There are ways to fight it though. Look at Linux kernel for instance - they have been overwhelmed with poor contributions long before LLMs. The answer is to maintain standards that put as much burden on the contributor as possible, and normalizing unapologetic "no" from reviewers.
Does that work as well with non-strangers who are your coworker? I'm not sure.
Also if you're organizationally changing the culture to force people to put more effort in writing the code, why are you even organizationally using LLMs...?
> Does that work as well with non-strangers who are your coworker?
Yeah, OK, I guess you have to be a bit less unapologetic than Linux kernel maintainers in this case, but you can still shift the culture towards more careful PRs I think.
> why are you even organizationally using LLMs
Many people believe LLMs make coders more productive, and given the rapid progress of gen AI it's probably not wise to just dismiss this view. But there need to be guardrails to ensure the productivity is real and not just creating liability. We could live with weaker guardrails if we can trust that the code was in a trusted colleague's head before appearing in the repo. But if we can't, I guess stronger guardrails are the only way, aren't they?

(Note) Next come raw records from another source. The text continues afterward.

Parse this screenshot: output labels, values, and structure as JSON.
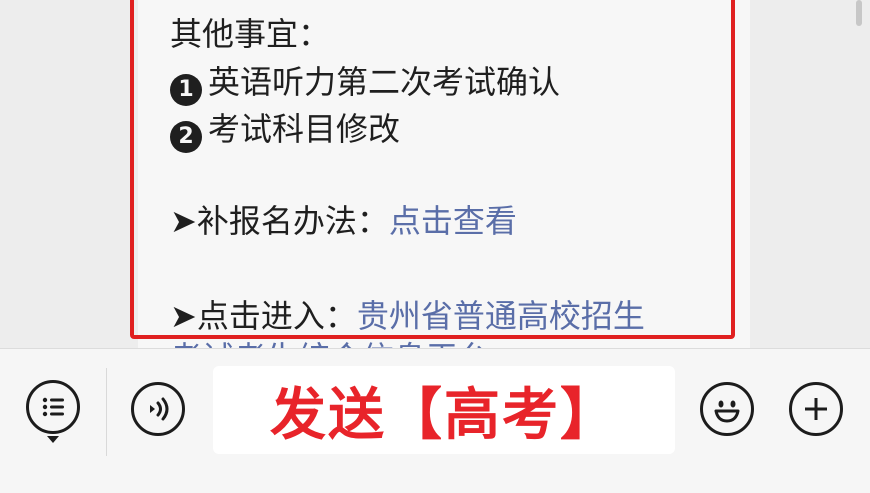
{
  "message": {
    "other_matters_title": "其他事宜：",
    "items": [
      {
        "number": "1",
        "text": "英语听力第二次考试确认"
      },
      {
        "number": "2",
        "text": "考试科目修改"
      }
    ],
    "supplement": {
      "prefix": "➤补报名办法：",
      "link": "点击查看"
    },
    "enter": {
      "prefix": "➤点击进入：",
      "link_line1": "贵州省普通高校招生",
      "link_line2": "考试考生综合信息平台"
    }
  },
  "input_bar": {
    "text": "发送【高考】"
  },
  "icons": {
    "menu": "menu-list-icon",
    "voice": "voice-icon",
    "emoji": "emoji-icon",
    "add": "plus-icon"
  },
  "colors": {
    "highlight_border": "#e02020",
    "link": "#5a6ea8",
    "input_text": "#e8242a"
  }
}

I don’t want to just dismiss the productivity increase. I feel 100% more productive on throw away POCs and maybe 20% more productive on large important code bases.

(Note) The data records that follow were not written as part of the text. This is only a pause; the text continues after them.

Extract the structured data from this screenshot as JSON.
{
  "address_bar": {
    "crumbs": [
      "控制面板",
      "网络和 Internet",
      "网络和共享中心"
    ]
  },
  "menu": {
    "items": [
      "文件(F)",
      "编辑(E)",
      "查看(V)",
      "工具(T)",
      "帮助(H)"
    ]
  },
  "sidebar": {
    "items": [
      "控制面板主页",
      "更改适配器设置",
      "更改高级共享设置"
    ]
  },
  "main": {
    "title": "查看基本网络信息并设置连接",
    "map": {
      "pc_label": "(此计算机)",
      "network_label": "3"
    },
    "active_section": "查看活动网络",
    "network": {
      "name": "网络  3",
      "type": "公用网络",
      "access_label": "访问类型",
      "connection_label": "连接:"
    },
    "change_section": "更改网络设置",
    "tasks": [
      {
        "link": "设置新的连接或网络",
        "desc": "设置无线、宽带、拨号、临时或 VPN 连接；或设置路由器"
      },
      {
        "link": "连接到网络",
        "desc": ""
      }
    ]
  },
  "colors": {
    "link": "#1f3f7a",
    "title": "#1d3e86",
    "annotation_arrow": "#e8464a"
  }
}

But when I actually sit down and think it through, I’ve wasted multiple days chasing down subtle bugs that I never would have introduced myself. It could very well be that there’s no productivity gain for me at all. I wouldn’t be at all surprised if the numbers showed that was the case.
But let’s say I am actually getting 20%. If this technology dramatically increases the output of juniors and mid level technical tornadoes that’s going to easily erase that 20% gain.

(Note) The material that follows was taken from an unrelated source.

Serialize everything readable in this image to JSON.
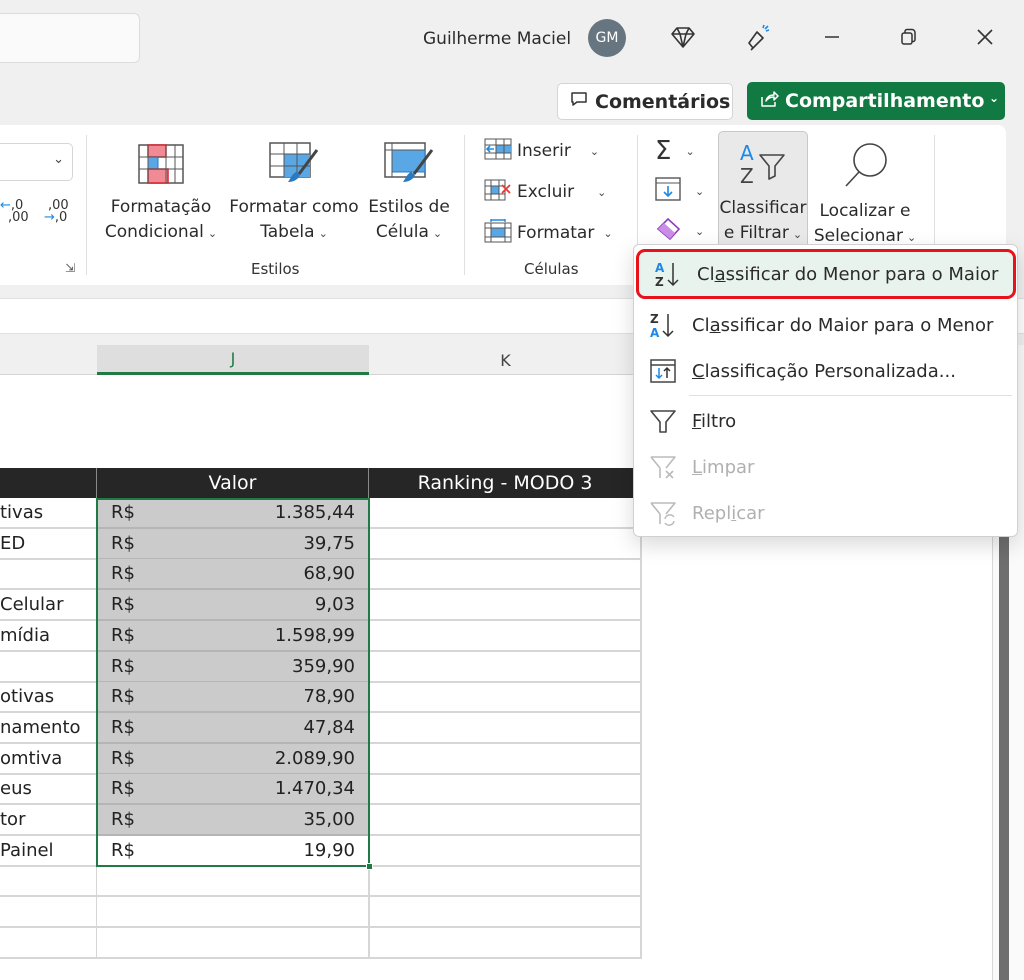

I’ve seen codebases that were dominated my mid level technical tornadoes and juniors, no amount of guardrails could ever fix them.
Until we are at the point where no human has to interact with code (and I’m skeptical we will ever get there short of AGI) we need automated objective guardrails for “this code is readable and maintainable”, and I’m 99.999% certain that is just impossible.
My point in that second question was: Is the human challenge of getting a lot of inexperienced engineers to fully understand the LLM output actually worth the time, effort and money to solve vs sticking to solving the technical problems that you're trying to make the LLM solve?
Usually organizational changes are massive efforts. But I guess hype is a hell of an inertia buster.
The change is already happening. People graduating now are largely "AI-first", and it's going to be even worse if you listen to what teachers tell. And management often welcomes it too. So you need to deal with it one way or another.
It's measurable in the number of times you have to spend >x minutes to help them go through something they should have written up by themselves. You can count the number of times you have to look at something and tell them "do it again, but without LLM this time". At some point you fire them.
My opinion on someone is how I decide whether I want to work with them and help them grow or fire them/wait for them to fail on their own merit (if somebody else is in charge of hiring/firing).